Critics say the revelation highlights a broken promise from the Scottish Government, which said it would change the law to require this during the passage of the controversial Gender Recognition Reform Bill.
Political rivals are now calling on the SNP to fast track legislation to enshrine the requirement in law, despite the Bill being blocked.
It comes against a backdrop of the Scottish Prison Service unveiling an updated policy on trans inmates which fails to guarantee male-born offenders with a history of violence against women will be barred from the female prison estate.
What do the police say?
Police Scotland responded to a freedom of information request from the Scottish Conservatives saying it has no data on sex offenders who have changed gender and that there is no requirement to report this.
It stated: “The is no requirement under the aforementioned legislation of notification requirements that requires a RSO to notify of a gender change.
“As such this information is not available.”
Tory justice spokesman Russell Findlay said: “This alarming admission from Police Scotland exposes another broken SNP promise.
“During the passing of their gender self-ID law, Shona Robison said that the rules would be changed so the police would be entitled to know when registered sex offenders change their gender identity.
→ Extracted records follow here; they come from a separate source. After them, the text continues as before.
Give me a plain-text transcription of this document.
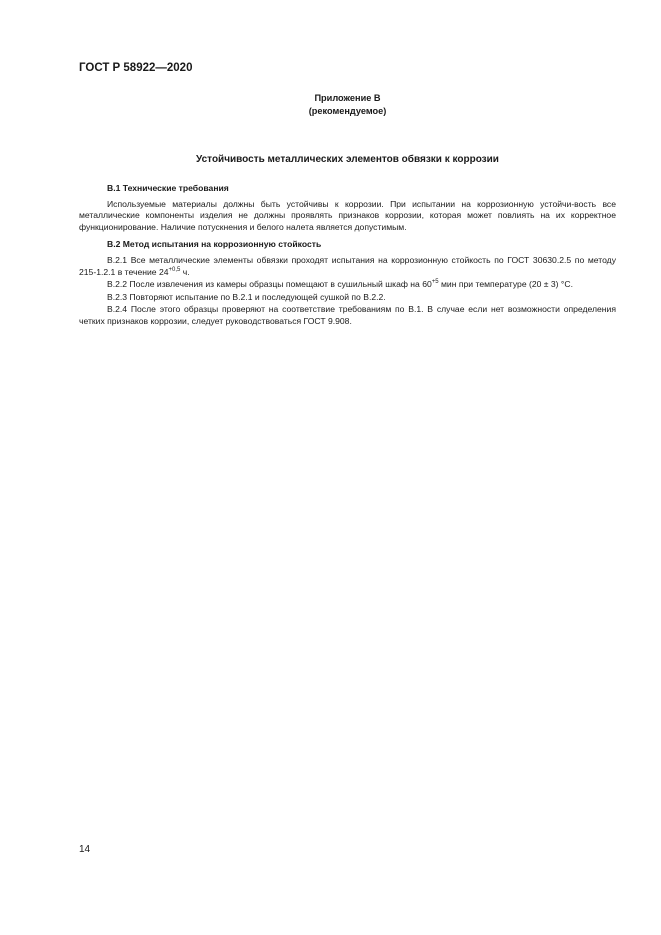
ГОСТ Р 58922—2020
Приложение В
(рекомендуемое)
Устойчивость металлических элементов обвязки к коррозии

В.1 Технические требования

Используемые материалы должны быть устойчивы к коррозии. При испытании на коррозионную устойчи-вость все металлические компоненты изделия не должны проявлять признаков коррозии, которая может повлиять на их корректное функционирование. Наличие потускнения и белого налета является допустимым.

В.2 Метод испытания на коррозионную стойкость

В.2.1 Все металлические элементы обвязки проходят испытания на коррозионную стойкость по ГОСТ 30630.2.5 по методу 215-1.2.1 в течение $24^{+0,5}$ ч.

В.2.2 После извлечения из камеры образцы помещают в сушильный шкаф на $60^{+5}$ мин при температуре (20 ± 3) °С.

В.2.3 Повторяют испытание по В.2.1 и последующей сушкой по В.2.2.

В.2.4 После этого образцы проверяют на соответствие требованиям по В.1. В случае если нет возможности определения четких признаков коррозии, следует руководствоваться ГОСТ 9.908.

14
This has not happened.
“Officers whose job is to keep people safe must be told when a sex offender changes their identity in any way.
“The existence of this loophole means that predatory criminals, most of whom are men, can exploit gender identity to go to ground, putting women and girls at increased risk.”
The Conservatives tried to ban registered sex offenders from obtaining a Gender Recognition Certificate whilst still on the register.
They said this would prevent criminals from misusing them to gain access to single-sex spaces for women.
But SNP, Green and Lib Dem MSPs voted down the amendment.
Gender reform Bill blocked
The Gender Recognition Reform Bill was passed by MSPs but was blocked from becoming law by the UK Government’s use of Section 35 of the Scotland Act.
The new law would make it easier for people to legally change their gender but critics argue it could put women and girls at risk.
On Friday, the Court of Session ruled the unprecedented use of Section 35 was lawful, rejecting a challenge from the Scottish Government.
First Minister Humza Yousaf said the ruling highlights the flaws of devolution but he said his government will respect and consider the judgment.
Writing on X, formerly Twitter, Yousaf said: “Today’s ruling confirms beyond doubt that devolution is fundamentally flawed.
“The court has confirmed that legislation passed by a majority in Holyrood can be struck down by Westminster.”
He added: “This is a dark day for devolution.”
The legal challenge cost the Scottish Government around £230,000 and ministers now have three weeks to decide whether they want to appeal against the decision at the Supreme Court.
Old rival in new warning
Yousaf’s one-time leadership rival Kate Forbes warned the government must not now prolong the legal battle.
Instead, she urged the first minister to work with MSPs to develop a “reformed” Bill that works for campaigners on both sides of the argument.
She said: “I previously argued that the Scottish Government shouldn’t contest Section 35 unless there was a very high chance of success.
“A loss for Scottish Government would obviously absorb public funds but could embolden future UK Government to interfere in devolution, which no party of independence wishes to see.”
The Skye, Lochaber and Badenoch MSP added: “Most worrying, it has created a period of great uncertainty and fear for trans people and women and girls, deepening already bitter divisions.
“All politicians must heal divisions not exacerbate them. That means listening.”